"My Name Is On The Account" Does Not Always Mean Account M...
Many bankruptcy debtor misunderstand what it means to have their name on a family member's bank account. I usually ask prospective debtors how much cash they have in their bank account. Often the client tells me that they have almost no money in their primary, household account but that “there name is on an account with” their (parent, spouse, child, etc.). Some bankruptcy debtors who say their “name is on an account” mean that a third party, usually a family member, has authorized the debtor to sign checks on the family member’s account for convenience purposes. Other debtors mean that a family member added the debtor to the account title so they could more easily inherit the money after the family member’s death.
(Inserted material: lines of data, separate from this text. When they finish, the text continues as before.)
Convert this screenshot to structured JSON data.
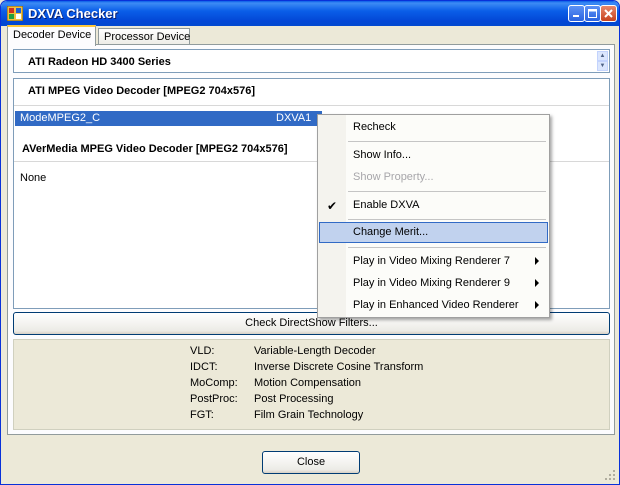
{
  "window": {
    "title": "DXVA Checker"
  },
  "tabs": [
    {
      "label": "Decoder Device",
      "active": true
    },
    {
      "label": "Processor Device",
      "active": false
    }
  ],
  "device": {
    "selected": "ATI Radeon HD 3400 Series"
  },
  "decoders": [
    {
      "header": "ATI MPEG Video Decoder  [MPEG2 704x576]",
      "mode": "ModeMPEG2_C",
      "type": "DXVA1"
    },
    {
      "header": "AVerMedia MPEG Video Decoder  [MPEG2 704x576]",
      "mode": "None"
    }
  ],
  "check_button": {
    "label": "Check DirectShow Filters..."
  },
  "legend": [
    {
      "key": "VLD:",
      "value": "Variable-Length Decoder"
    },
    {
      "key": "IDCT:",
      "value": "Inverse Discrete Cosine Transform"
    },
    {
      "key": "MoComp:",
      "value": "Motion Compensation"
    },
    {
      "key": "PostProc:",
      "value": "Post Processing"
    },
    {
      "key": "FGT:",
      "value": "Film Grain Technology"
    }
  ],
  "close_button": {
    "label": "Close"
  },
  "context_menu": {
    "items": {
      "recheck": "Recheck",
      "show_info": "Show Info...",
      "show_property": "Show Property...",
      "enable_dxva": "Enable DXVA",
      "change_merit": "Change Merit...",
      "play_vmr7": "Play in Video Mixing Renderer 7",
      "play_vmr9": "Play in Video Mixing Renderer 9",
      "play_evr": "Play in Enhanced Video Renderer"
    }
  },
  "colors": {
    "titlebar": "#0a5ee8",
    "selection": "#316ac5",
    "menu_hover": "#c1d2ee",
    "tab_accent": "#ffc83c"
  }
}
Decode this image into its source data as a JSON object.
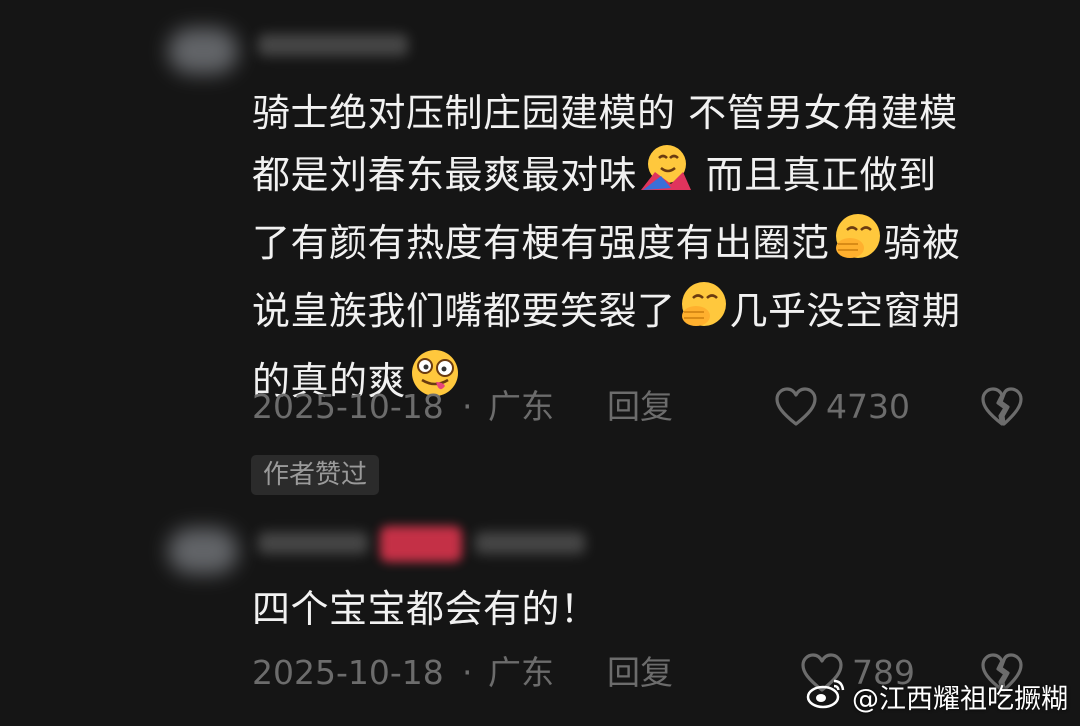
{
  "comments": [
    {
      "text_parts": [
        "骑士绝对压制庄园建模的 不管男女角建模\n都是刘春东最爽最对味",
        " 而且真正做到\n了有颜有热度有梗有强度有出圈范",
        "骑被\n说皇族我们嘴都要笑裂了",
        "几乎没空窗期\n的真的爽"
      ],
      "emojis": [
        "hugging-face",
        "face-with-hand-over-mouth",
        "face-with-hand-over-mouth",
        "zany-face"
      ],
      "date": "2025-10-18",
      "separator": "·",
      "region": "广东",
      "reply_label": "回复",
      "like_count": "4730",
      "author_badge": "作者赞过"
    },
    {
      "text_parts": [
        "四个宝宝都会有的！"
      ],
      "date": "2025-10-18",
      "separator": "·",
      "region": "广东",
      "reply_label": "回复",
      "like_count": "789"
    }
  ],
  "watermark": {
    "text": "@江西耀祖吃撅糊",
    "icon": "weibo-icon"
  }
}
For bankruptcy purposes, as a general proposition, money in a bank account is part of your bankruptcy estate if the account balance represents your money, that is, money you deposited or are authorized to use for your own purposes. If some relative made you an authorized signor of their account, containing their money, to be used for their benefit, the account is not part of your bankruptcy estate. Similarly, if you are on the title of a bank account for convenience or inheritance purposes but none of the money in the account is your money or to be used for your benefit, then the account should not be considered part of your bankruptcy estate.
Make sure you explain to your bankruptcy attorney whether money in an account with your name on title or on the signature card is actually your own money or someone else's money.